PLoS One. 2011;6(8):e22961. doi: 10.1371/journal.pone.0022961. Epub 2011 Aug 2.
Lung cancer, of which more than 80% is non-small cell, is the leading cause of cancer-related death in the United States. Copy number alterations (CNAs) in lung cancer have been shown to be positionally clustered in certain genomic regions.

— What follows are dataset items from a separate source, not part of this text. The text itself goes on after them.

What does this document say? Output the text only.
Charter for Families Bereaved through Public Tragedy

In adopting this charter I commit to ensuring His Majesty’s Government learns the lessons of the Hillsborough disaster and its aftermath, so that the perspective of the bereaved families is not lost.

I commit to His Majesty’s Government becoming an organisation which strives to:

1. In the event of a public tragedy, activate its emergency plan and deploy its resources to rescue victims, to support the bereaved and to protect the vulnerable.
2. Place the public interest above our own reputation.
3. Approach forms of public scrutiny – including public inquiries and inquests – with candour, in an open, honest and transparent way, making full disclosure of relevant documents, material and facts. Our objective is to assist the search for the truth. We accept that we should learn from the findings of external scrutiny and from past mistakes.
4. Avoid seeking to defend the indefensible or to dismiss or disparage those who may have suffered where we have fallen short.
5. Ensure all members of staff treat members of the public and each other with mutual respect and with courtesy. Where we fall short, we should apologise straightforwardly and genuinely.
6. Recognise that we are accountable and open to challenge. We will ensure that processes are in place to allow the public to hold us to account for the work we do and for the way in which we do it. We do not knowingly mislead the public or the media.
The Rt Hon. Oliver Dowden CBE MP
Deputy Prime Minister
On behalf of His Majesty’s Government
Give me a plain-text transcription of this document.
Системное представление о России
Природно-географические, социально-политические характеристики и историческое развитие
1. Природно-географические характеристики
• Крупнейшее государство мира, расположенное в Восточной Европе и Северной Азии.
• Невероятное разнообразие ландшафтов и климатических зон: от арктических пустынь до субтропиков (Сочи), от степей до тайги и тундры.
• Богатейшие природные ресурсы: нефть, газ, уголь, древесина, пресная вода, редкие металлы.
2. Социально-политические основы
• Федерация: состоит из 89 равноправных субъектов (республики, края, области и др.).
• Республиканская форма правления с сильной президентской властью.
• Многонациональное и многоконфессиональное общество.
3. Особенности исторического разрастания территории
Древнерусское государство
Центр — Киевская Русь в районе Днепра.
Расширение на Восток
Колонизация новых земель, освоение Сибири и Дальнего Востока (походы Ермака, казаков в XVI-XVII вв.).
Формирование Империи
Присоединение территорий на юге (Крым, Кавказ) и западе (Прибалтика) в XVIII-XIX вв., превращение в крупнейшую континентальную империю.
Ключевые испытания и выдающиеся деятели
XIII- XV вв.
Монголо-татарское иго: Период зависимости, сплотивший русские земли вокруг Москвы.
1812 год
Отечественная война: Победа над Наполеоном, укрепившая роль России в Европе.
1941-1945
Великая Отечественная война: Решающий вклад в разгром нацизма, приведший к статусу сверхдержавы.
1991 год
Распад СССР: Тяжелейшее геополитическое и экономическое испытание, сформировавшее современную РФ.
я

However, it remains unclear whether genes with copy number changes are functionally clustered. Using a dense single nucleotide polymorphism array, we performed genome-wide copy number analyses of a large collection of non-small cell lung tumors (n = 301). We proposed a formal statistical test for CNAs between different groups (e.g., non-involved lung vs. tumors, early vs. late stage tumors). We also customized the gene set enrichment analysis (GSEA) algorithm to investigate the overrepresentation of genes with CNAs in predefined biological pathways and gene sets (i.e., functional clustering). We found that CNAs events increase substantially from germline, early stage to late stage tumor. In addition to genomic position, CNAs tend to occur away from the gene locations, especially in germline, non-involved tissue and early stage tumors. Such tendency decreases from germline to early stage and then to late stage tumors, suggesting a relaxation of selection during tumor progression. Furthermore, genes with CNAs in non-small cell lung tumors were enriched in certain gene sets and biological pathways that play crucial roles in oncogenesis and cancer progression, demonstrating the functional aspect of CNAs in the context of biological pathways that were overlooked previously. We conclude that CNAs increase with disease progression and CNAs are both positionally and functionally clustered. The potential functional capabilities acquired via CNAs may be sufficient for normal cells to transform into malignant cells.
肺癌,其中超过 80%是非小细胞肺癌,是美国癌症相关死亡的主要原因。肺癌中的拷贝数改变 (CNAs) 已被证明在某些基因组区域中呈位置聚集。然而,目前尚不清楚具有拷贝数变化的基因是否在功能上聚集。我们使用密集的单核苷酸多态性阵列对大量非小细胞肺癌肿瘤(n=301)进行了全基因组拷贝数分析。我们提出了一种用于不同组(例如未受影响的肺与肿瘤、早期与晚期肿瘤)之间 CNA 的正式统计检验。我们还定制了基因集富集分析 (GSEA) 算法来研究具有 CNA 的基因在预定义的生物学途径和基因集中的过度表达(即功能聚类)。我们发现 CNA 事件从种系、早期阶段到晚期阶段肿瘤显著增加。除了基因组位置外,CNA 往往远离基因位置发生,特别是在种系、未受影响的组织和早期肿瘤中。这种趋势从种系到早期阶段再到晚期阶段肿瘤降低,表明在肿瘤进展过程中选择放松。此外,非小细胞肺癌肿瘤中具有 CNA 的基因在某些基因集和生物学途径中富集,这些基因集和生物学途径在肿瘤发生和癌症进展中起着至关重要的作用,证明了 CNA 在以前被忽视的生物学途径中的功能方面。我们得出结论,CNA 随着疾病的进展而增加,并且 CNA 无论是在位置上还是在功能上都呈聚集状态。通过 CNA 获得的潜在功能能力可能足以使正常细胞转化为恶性细胞。